Over Veterans Day, I had lunch with Virginia Senator Tim Kaine and spoke with him on the matter of underemployment. We also advocate for better resolutions to sexual harassment and assault problems in the military as well as form call to actions to inform veterans about measures and laws that are on the table that would be beneficial for them.
Wes: While writing for American Military News, you recently broke a story about Marines forced to drink mysterious brown water in their barracks at Quantico. Has there been any resolution since the story broke?
Dan: Within days of contacting Quantico’s public affairs office (now known as the Communication Strategy and Operations) our source at Quantico reported that maintenance trucks had been working daily to fix the problem. Stories about the contamination of military bases’ water supplies around the country have been in the news a lot lately. It feels good to be a part of the solution when young soldiers’ and Marines’ health is on the line.
Wes: We have a lot of transitioning servicemembers who are considering entrepreneurship. In fact, according to Bunker Labs fully 25% of veterans are interested in starting a business. That’s a huge number. What advice would you give to that young Marine wanting to start a business?

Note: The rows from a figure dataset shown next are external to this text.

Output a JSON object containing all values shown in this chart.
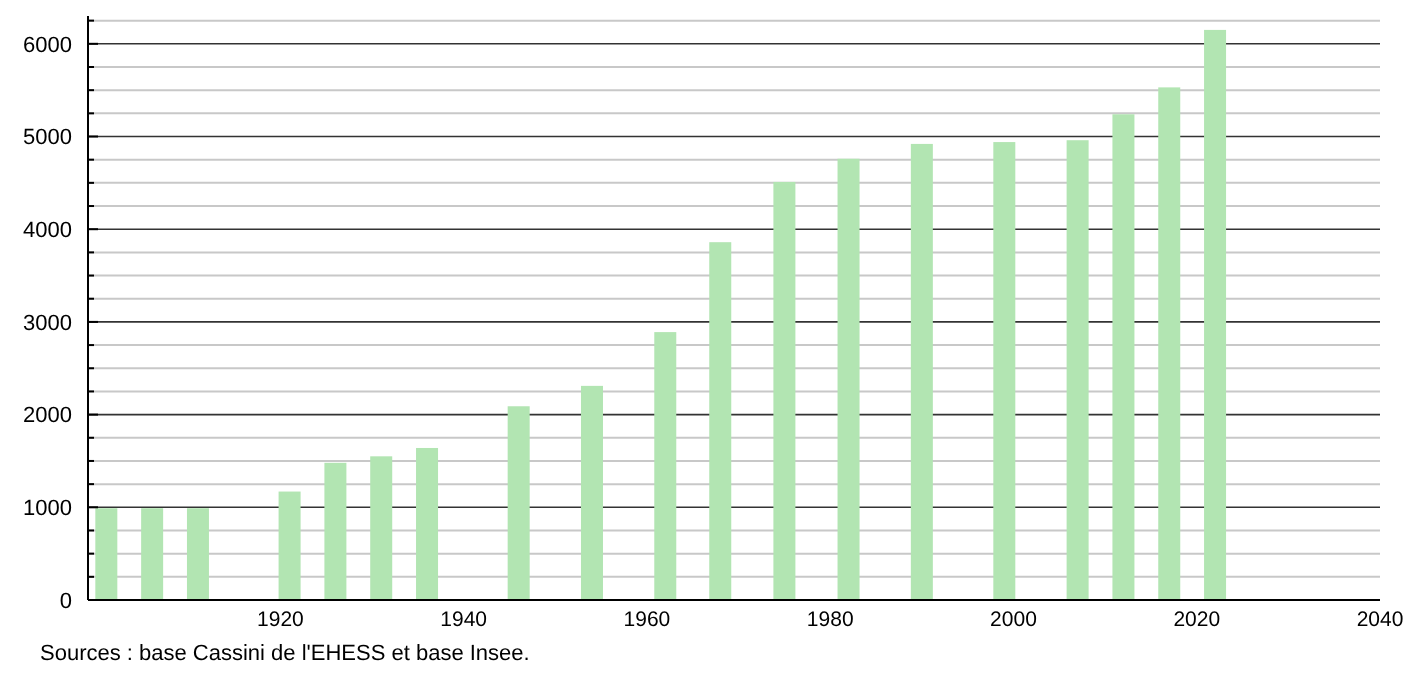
{
  "chart_data": {
    "type": "bar",
    "x": [
      1901,
      1906,
      1911,
      1921,
      1926,
      1931,
      1936,
      1946,
      1954,
      1962,
      1968,
      1975,
      1982,
      1990,
      1999,
      2007,
      2012,
      2017,
      2022
    ],
    "values": [
      990,
      990,
      990,
      1170,
      1480,
      1550,
      1640,
      2090,
      2310,
      2890,
      3860,
      4510,
      4760,
      4920,
      4940,
      4960,
      5240,
      5530,
      6150
    ],
    "color": "#b2e5b2",
    "xlim": [
      1899,
      2040
    ],
    "xticks": [
      1920,
      1940,
      1960,
      1980,
      2000,
      2020,
      2040
    ],
    "ylim": [
      0,
      6300
    ],
    "yticks": [
      0,
      {
        "value": 250,
        "label": null
      },
      {
        "value": 500,
        "label": null
      },
      {
        "value": 750,
        "label": null
      },
      1000,
      {
        "value": 1250,
        "label": null
      },
      {
        "value": 1500,
        "label": null
      },
      {
        "value": 1750,
        "label": null
      },
      2000,
      {
        "value": 2250,
        "label": null
      },
      {
        "value": 2500,
        "label": null
      },
      {
        "value": 2750,
        "label": null
      },
      3000,
      {
        "value": 3250,
        "label": null
      },
      {
        "value": 3500,
        "label": null
      },
      {
        "value": 3750,
        "label": null
      },
      4000,
      {
        "value": 4250,
        "label": null
      },
      {
        "value": 4500,
        "label": null
      },
      {
        "value": 4750,
        "label": null
      },
      5000,
      {
        "value": 5250,
        "label": null
      },
      {
        "value": 5500,
        "label": null
      },
      {
        "value": 5750,
        "label": null
      },
      6000,
      {
        "value": 6250,
        "label": null
      }
    ],
    "grid": true,
    "annotations": [
      "Sources : base Cassini de l'EHESS et base Insee."
    ]
  }
}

Dan: Simple. Victory loves preparation. If you come out of the military expecting to walk right into a startup [job] and experience instant success, it’s not going to happen. By law, servicemembers are given 12 months to prepare for the transition. They should be using every second of that time preparing for their civilian life, whether that’s going to college, starting a business or the entering the workforce.
Wes: I know exactly what you mean. I left the Air Force in 2007 with absolutely no plan and a family to support. It was pure, blind Irish luck that a corporate recruiter stumbled across my resume on a job board. I had the opportunity to prepare leading up to my separation but squandered it. Last question: What book are you reading right now?
Dan: I just finished Ready Player One by Ernest Cline.